Whereas for Hegel, the state was the aim of human existence, for him it was simply its guarantor. The role of the state, in his Hobbesian view, was strictly to limit “the war of all against all” and afford him the conditions to philosophise and enjoy the arts without having to forsake his opera glasses. States with any higher ideals jeopardised their true goal of simple security.

How the Nazis interpreted Schopenhauer

The Nazis viewed Schopenhauer’s older contemporary G.W.F. Hegel with hostility. They abhorred his emphasis on reason: on history as the march of reason and the state as a body of rational laws and institutions. In 1933, Carl Schmitt, the “Crown Jurist” of the Third Reich, famously declared that “on the day Hitler came to power, Hegel died.”
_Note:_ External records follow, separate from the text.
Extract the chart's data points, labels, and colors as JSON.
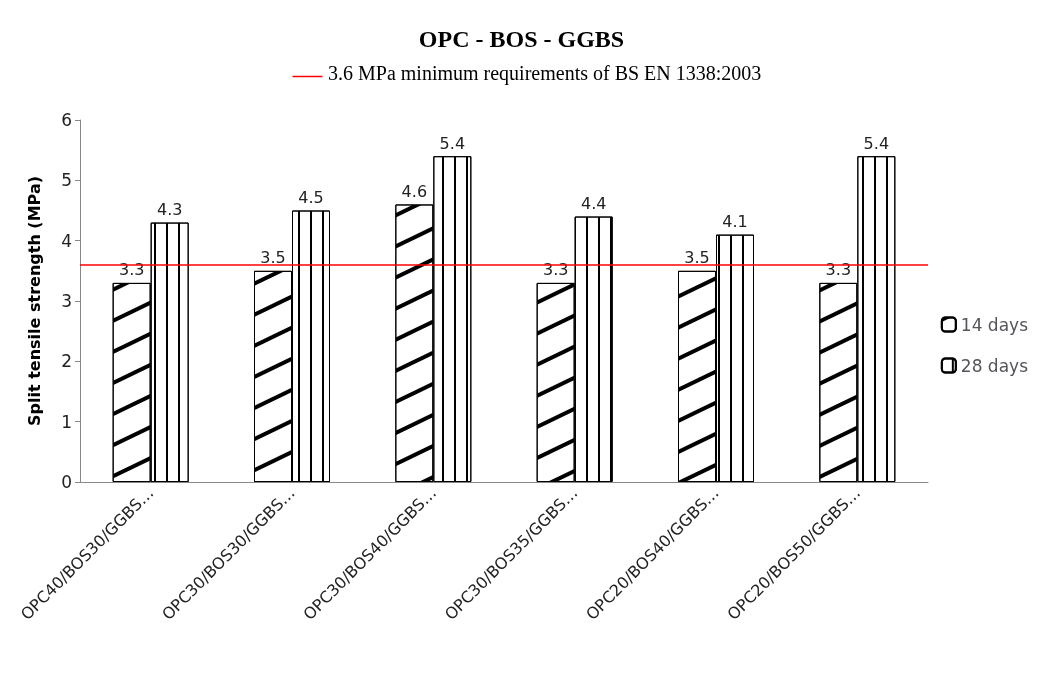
{
  "chart_data": {
    "type": "bar",
    "title": "OPC - BOS - GGBS",
    "ylabel": "Split tensile strength (MPa)",
    "categories": [
      "OPC40/BOS30/GGBS…",
      "OPC30/BOS30/GGBS…",
      "OPC30/BOS40/GGBS…",
      "OPC30/BOS35/GGBS…",
      "OPC20/BOS40/GGBS…",
      "OPC20/BOS50/GGBS…"
    ],
    "series": [
      {
        "name": "14 days",
        "color": "#ffffff",
        "values": [
          3.3,
          3.5,
          4.6,
          3.3,
          3.5,
          3.3
        ]
      },
      {
        "name": "28 days",
        "color": "#ffffff",
        "values": [
          4.3,
          4.5,
          5.4,
          4.4,
          4.1,
          5.4
        ]
      }
    ],
    "ylim": [
      0,
      6
    ],
    "yticks": [
      0,
      1,
      2,
      3,
      4,
      5,
      6
    ],
    "grid": false,
    "legend": "right",
    "data_labels": true,
    "ref_lines": [
      {
        "axis": "y",
        "value": 3.6,
        "label": "3.6 MPa minimum requirements of BS EN 1338:2003",
        "color": "#ff0000"
      }
    ]
  }
}
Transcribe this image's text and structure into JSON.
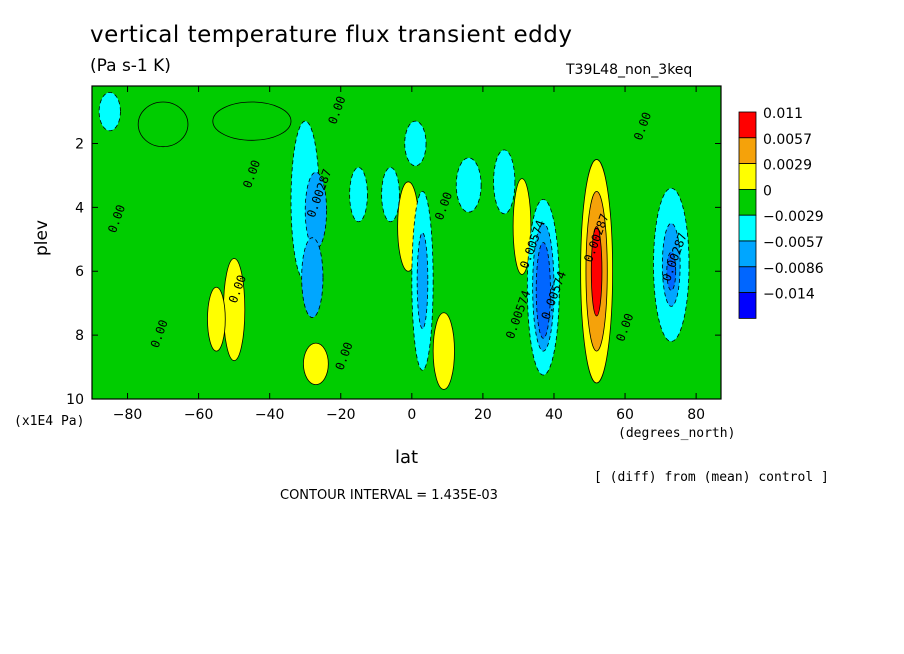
{
  "header": {
    "title": "vertical temperature flux transient eddy",
    "units": "(Pa s-1 K)",
    "run": "T39L48_non_3keq"
  },
  "axes": {
    "ylabel": "plev",
    "yunit": "(x1E4 Pa)",
    "xlabel": "lat",
    "xunit": "(degrees_north)"
  },
  "footer": {
    "diff_note": "[ (diff) from (mean) control ]",
    "contour_interval": "CONTOUR INTERVAL = 1.435E-03"
  },
  "chart_data": {
    "type": "heatmap",
    "title": "vertical temperature flux transient eddy",
    "xlabel": "lat",
    "ylabel": "plev",
    "xlim": [
      -90,
      87
    ],
    "ylim": [
      10,
      0.2
    ],
    "y_inverted": true,
    "x_ticks": [
      -80,
      -60,
      -40,
      -20,
      0,
      20,
      40,
      60,
      80
    ],
    "y_ticks": [
      2,
      4,
      6,
      8,
      10
    ],
    "contour_interval": 0.001435,
    "legend": {
      "placement": "right",
      "levels": [
        "0.011",
        "0.0057",
        "0.0029",
        "0",
        "-0.0029",
        "-0.0057",
        "-0.0086",
        "-0.014"
      ],
      "colors": [
        "#ff0000",
        "#f5a20a",
        "#ffff00",
        "#00cc00",
        "#00ffff",
        "#00a6ff",
        "#0066ff",
        "#0000ff"
      ]
    },
    "cells": [
      {
        "lat": -85,
        "plev": 1.0,
        "level": "-0.0029",
        "dlat": 6,
        "dp": 1.2
      },
      {
        "lat": -70,
        "plev": 1.4,
        "level": "0",
        "dlat": 14,
        "dp": 1.4
      },
      {
        "lat": -45,
        "plev": 1.3,
        "level": "0",
        "dlat": 22,
        "dp": 1.2
      },
      {
        "lat": -30,
        "plev": 3.8,
        "level": "-0.0029",
        "dlat": 8,
        "dp": 5.0
      },
      {
        "lat": -27,
        "plev": 4.1,
        "level": "-0.0057",
        "dlat": 6,
        "dp": 2.4
      },
      {
        "lat": -28,
        "plev": 6.2,
        "level": "-0.0057",
        "dlat": 6,
        "dp": 2.5
      },
      {
        "lat": -50,
        "plev": 7.2,
        "level": "0.0029",
        "dlat": 6,
        "dp": 3.2
      },
      {
        "lat": -55,
        "plev": 7.5,
        "level": "0.0029",
        "dlat": 5,
        "dp": 2.0
      },
      {
        "lat": -27,
        "plev": 8.9,
        "level": "0.0029",
        "dlat": 7,
        "dp": 1.3
      },
      {
        "lat": -15,
        "plev": 3.6,
        "level": "-0.0029",
        "dlat": 5,
        "dp": 1.7
      },
      {
        "lat": -6,
        "plev": 3.6,
        "level": "-0.0029",
        "dlat": 5,
        "dp": 1.7
      },
      {
        "lat": 1,
        "plev": 2.0,
        "level": "-0.0029",
        "dlat": 6,
        "dp": 1.4
      },
      {
        "lat": -1,
        "plev": 4.6,
        "level": "0.0029",
        "dlat": 6,
        "dp": 2.8
      },
      {
        "lat": 3,
        "plev": 6.3,
        "level": "-0.0029",
        "dlat": 6,
        "dp": 5.6
      },
      {
        "lat": 3,
        "plev": 6.3,
        "level": "-0.0057",
        "dlat": 3,
        "dp": 3.0
      },
      {
        "lat": 9,
        "plev": 8.5,
        "level": "0.0029",
        "dlat": 6,
        "dp": 2.4
      },
      {
        "lat": 16,
        "plev": 3.3,
        "level": "-0.0029",
        "dlat": 7,
        "dp": 1.7
      },
      {
        "lat": 26,
        "plev": 3.2,
        "level": "-0.0029",
        "dlat": 6,
        "dp": 2.0
      },
      {
        "lat": 31,
        "plev": 4.6,
        "level": "0.0029",
        "dlat": 5,
        "dp": 3.0
      },
      {
        "lat": 37,
        "plev": 6.5,
        "level": "-0.0029",
        "dlat": 9,
        "dp": 5.5
      },
      {
        "lat": 37,
        "plev": 6.5,
        "level": "-0.0057",
        "dlat": 6,
        "dp": 4.0
      },
      {
        "lat": 37,
        "plev": 6.6,
        "level": "-0.0086",
        "dlat": 4,
        "dp": 3.0
      },
      {
        "lat": 52,
        "plev": 6.0,
        "level": "0.0029",
        "dlat": 9,
        "dp": 7.0
      },
      {
        "lat": 52,
        "plev": 6.0,
        "level": "0.0057",
        "dlat": 6,
        "dp": 5.0
      },
      {
        "lat": 52,
        "plev": 6.0,
        "level": "0.011",
        "dlat": 3,
        "dp": 2.8
      },
      {
        "lat": 73,
        "plev": 5.8,
        "level": "-0.0029",
        "dlat": 10,
        "dp": 4.8
      },
      {
        "lat": 73,
        "plev": 5.8,
        "level": "-0.0057",
        "dlat": 5,
        "dp": 2.6
      },
      {
        "lat": 73,
        "plev": 6.0,
        "level": "-0.0086",
        "dlat": 2.5,
        "dp": 1.2
      }
    ],
    "contour_labels": [
      {
        "text": "0.00",
        "lat": -20,
        "plev": 1.0
      },
      {
        "text": "0.00",
        "lat": 66,
        "plev": 1.5
      },
      {
        "text": "0.00",
        "lat": -44,
        "plev": 3.0
      },
      {
        "text": "0.00",
        "lat": -82,
        "plev": 4.4
      },
      {
        "text": "0.00",
        "lat": -48,
        "plev": 6.6
      },
      {
        "text": "0.00",
        "lat": -70,
        "plev": 8.0
      },
      {
        "text": "0.00",
        "lat": 10,
        "plev": 4.0
      },
      {
        "text": "0.00",
        "lat": -18,
        "plev": 8.7
      },
      {
        "text": "0.00",
        "lat": 61,
        "plev": 7.8
      },
      {
        "text": "0.00287",
        "lat": -25,
        "plev": 3.6
      },
      {
        "text": "0.00287",
        "lat": 53,
        "plev": 5.0
      },
      {
        "text": "0.00287",
        "lat": 75,
        "plev": 5.6
      },
      {
        "text": "0.00574",
        "lat": 41,
        "plev": 6.8
      },
      {
        "text": "0.00574",
        "lat": 35,
        "plev": 5.2
      },
      {
        "text": "0.00574",
        "lat": 31,
        "plev": 7.4
      }
    ]
  }
}
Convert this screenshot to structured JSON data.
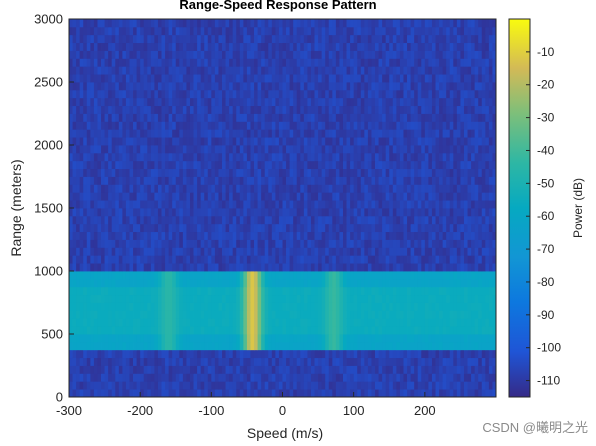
{
  "chart_data": {
    "type": "heatmap",
    "title": "Range-Speed Response Pattern",
    "xlabel": "Speed (m/s)",
    "ylabel": "Range (meters)",
    "xlim": [
      -300,
      300
    ],
    "ylim": [
      0,
      3000
    ],
    "xticks": [
      -300,
      -200,
      -100,
      0,
      100,
      200
    ],
    "yticks": [
      0,
      500,
      1000,
      1500,
      2000,
      2500,
      3000
    ],
    "colormap": "parula",
    "colorbar": {
      "label": "Power (dB)",
      "range": [
        -115,
        0
      ],
      "ticks": [
        -10,
        -20,
        -30,
        -40,
        -50,
        -60,
        -70,
        -80,
        -90,
        -100,
        -110
      ]
    },
    "background_level_db": -108,
    "bands": [
      {
        "range": [
          380,
          970
        ],
        "level_db": -62
      },
      {
        "range": [
          520,
          860
        ],
        "level_db": -56
      }
    ],
    "peaks": [
      {
        "speed": -160,
        "level_db": -45
      },
      {
        "speed": -42,
        "level_db": -12
      },
      {
        "speed": 72,
        "level_db": -42
      }
    ],
    "grid": false
  },
  "watermark": "CSDN @曦明之光"
}
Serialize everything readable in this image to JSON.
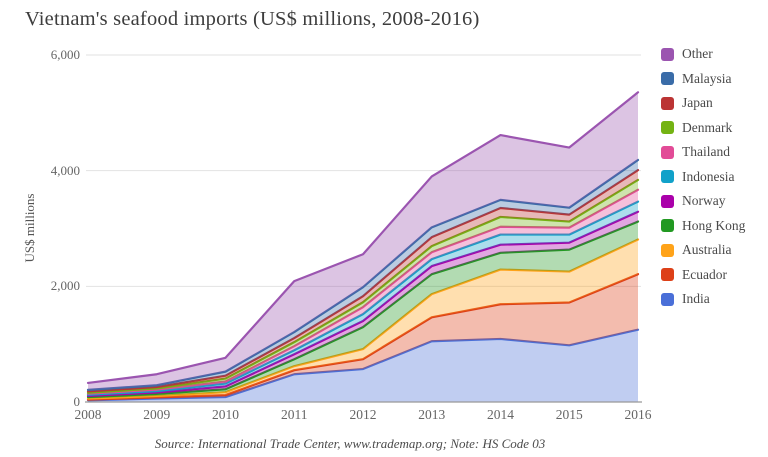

In his Table Talk, Hitler, who did not have much philosophy, dismissed Hegel’s “tedious” and “Jewish” rationalism in favour of the “irrationalism” of Schopenhauer and Nietzsche—even though Schopenhauer and Nietzsche both strongly rejected nationalism. Nietzsche looked upon nationalism and democracy as the successors of the slave morality of Christianity. Instead, he championed the ideal of the “good European.” In 1886, he wrote to his mother, “Even if I should be a bad German, I am at all events a very good European.”

Hitler and the Nazis praised Schopenhauer’s ideas on the “will to life,” which, with Nietzsche, became the “will to power.” They glorified this “irrational will” over reason to support their “social Darwinism,” according to which brute force and action are superior to intellectualism, justice, and the rule of law.